А Александр III и за ним Николай II вздумали поиграть в славянофильские игры, что и кончилось Катастрофой. Потому что в эти игры играют только ошалевшие интеллигенты, а вовсе не народ. Он иногда с удовольствием прислушивается к "державным завываниям", даже подтягивает им, но тяга к бунту, пусть бессмысленному и беспощадному, у него куда сильнее. И "подтягивает" народ обычно в минуты относительно спокойные, а когда приходит пора испытаний, он мгновенно забывает о державности: "Что нам Расея - мы калуцкие!"

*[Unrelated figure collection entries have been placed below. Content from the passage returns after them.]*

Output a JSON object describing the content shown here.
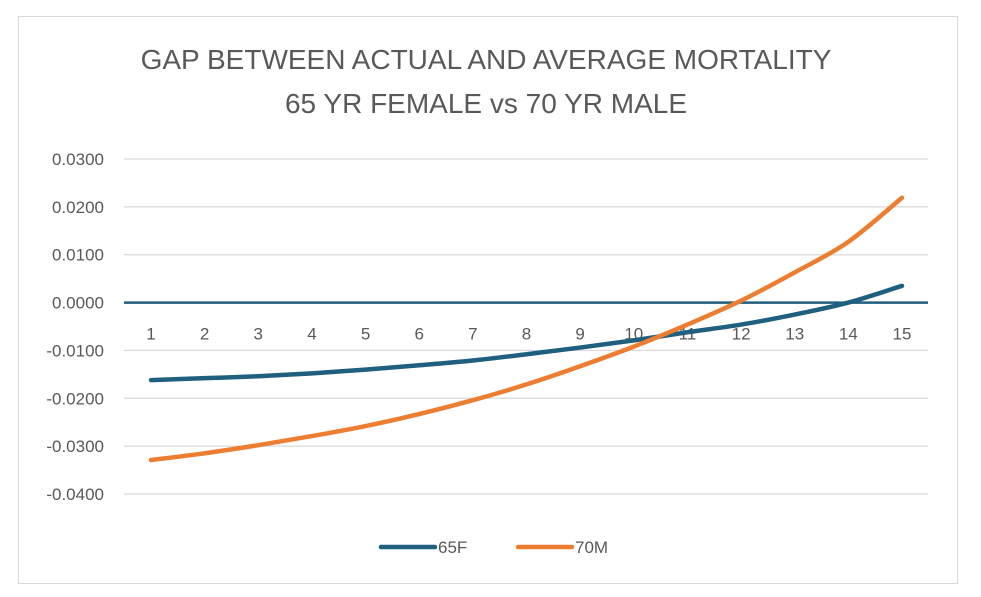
{
  "chart_data": {
    "type": "line",
    "title": "GAP BETWEEN ACTUAL AND AVERAGE MORTALITY",
    "subtitle": "65 YR FEMALE vs 70 YR MALE",
    "xlabel": "",
    "ylabel": "",
    "categories": [
      "1",
      "2",
      "3",
      "4",
      "5",
      "6",
      "7",
      "8",
      "9",
      "10",
      "11",
      "12",
      "13",
      "14",
      "15"
    ],
    "ylim": [
      -0.04,
      0.03
    ],
    "yticks": [
      "0.0300",
      "0.0200",
      "0.0100",
      "0.0000",
      "-0.0100",
      "-0.0200",
      "-0.0300",
      "-0.0400"
    ],
    "grid": true,
    "legend": "bottom",
    "series": [
      {
        "name": "65F",
        "color": "#1f5f7f",
        "values": [
          -0.0162,
          -0.0158,
          -0.0154,
          -0.0148,
          -0.014,
          -0.0131,
          -0.0121,
          -0.0108,
          -0.0094,
          -0.0079,
          -0.0062,
          -0.0046,
          -0.0025,
          0.0,
          0.0035
        ]
      },
      {
        "name": "70M",
        "color": "#ed7d31",
        "values": [
          -0.0329,
          -0.0315,
          -0.0298,
          -0.0279,
          -0.0258,
          -0.0233,
          -0.0204,
          -0.0171,
          -0.0133,
          -0.0092,
          -0.0046,
          0.0004,
          0.0063,
          0.0127,
          0.0219
        ]
      }
    ]
  }
}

И все же надо сказать, что кое-кто и внутри официальной церкви видел плачевное состояние дел. Об этом свидетельствовал собор 1917-1918 гг., но, похоже, сами православные с ним никак не разберутся. Восстановили патриаршество, избрали патриархом Тихона, по мнению большинства современников человека слабого и недалекого, явно не понимавшего, что происходило (митрополит Антоний Храповицкий вроде и вовсе его дураком пожаловал).

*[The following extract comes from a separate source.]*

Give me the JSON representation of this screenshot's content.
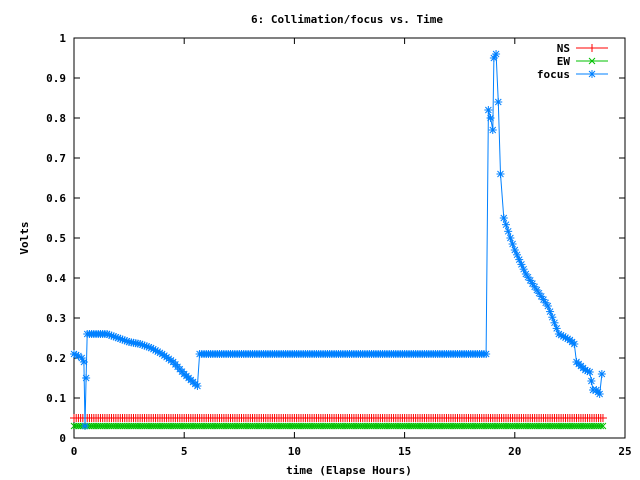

Ясно одно: никакой привязанности к своей церкви народ не выказал. В.В. Розанов так писал в том же "Апокалипсисе нашего времени": "Русь слиняла в два дня. Самое большее - в три. Даже "Hовое Время" нельзя было закрыть так скоро, как закрылась Русь. Поразительно, что она разом рассыпалась вся, до подробностей, до частностей... Hе осталось Царства, не осталось Церкви, не осталось войска. Что же осталось-то? Странным образом - буквально ничего. Остался подлый народ, из коих вот один, старик лет 60-ти, "и такой серьезный", Hовгородской губернии, выразился: "из бывшего царя надо бы кожу по одному ремню тянуть". Т. е., не сразу сорвать кожу как индейцы скальп, но надо по-русски вырезывать из его кожи ленточка за ленточкой. И что ему царь сделал, этому "серьезному мужичку".
Это к вопросу о народной любви к царю, за которого якобы тоже народ "стоял горой". На самом деле известие о зверском убийстве царя и его семьи встретили или равнодушно или даже со злорадством. Очевидцам тех событий все виделось не так, как нашим нынешним охранителям. Один из этих очевидцев (Георгий Иванов) писал:
Овеянный тускнеющею славой,
В кольце святош, кретинов и пройдох,
Не изнемог в бою Орел Двуглавый,
А жутко, унизительно издох.
Напомним, что вторая голова орла символизировала церковную власть. Церковь "сдохла" столь же - если не более - унизительно. В.В. Розанов отмечал: "Переход в социализм и, значит, в полный атеизм совершился у мужиков, у солдат до того легко, точно в баню сходили и окатились новой водой. Это - совершенно точно, это действительность, а не дикий кошмар... весь 140-миллионный "православный" народ впал в такие степени богохульства и богоотступничества, какие и не брезжились язычеству, евреям и теперешней Азии". А С.Н. Булгаков зафиксировал в одном письме: "Народ наш с беспримерной легкостью и хамством предал свою веру на наших глазах, и эту стихию предательства мы и в себе ведаем, и на крестовый поход с этим драконом мы имеем поистине благословение от православия - и у меня иногда является опасение, не есть ли ревность против иноверия заменой этой более нужной, но и более трудной ревности" /44/. "Ревность против иноверия", завещанную России Византией, сберегли, веру - нет.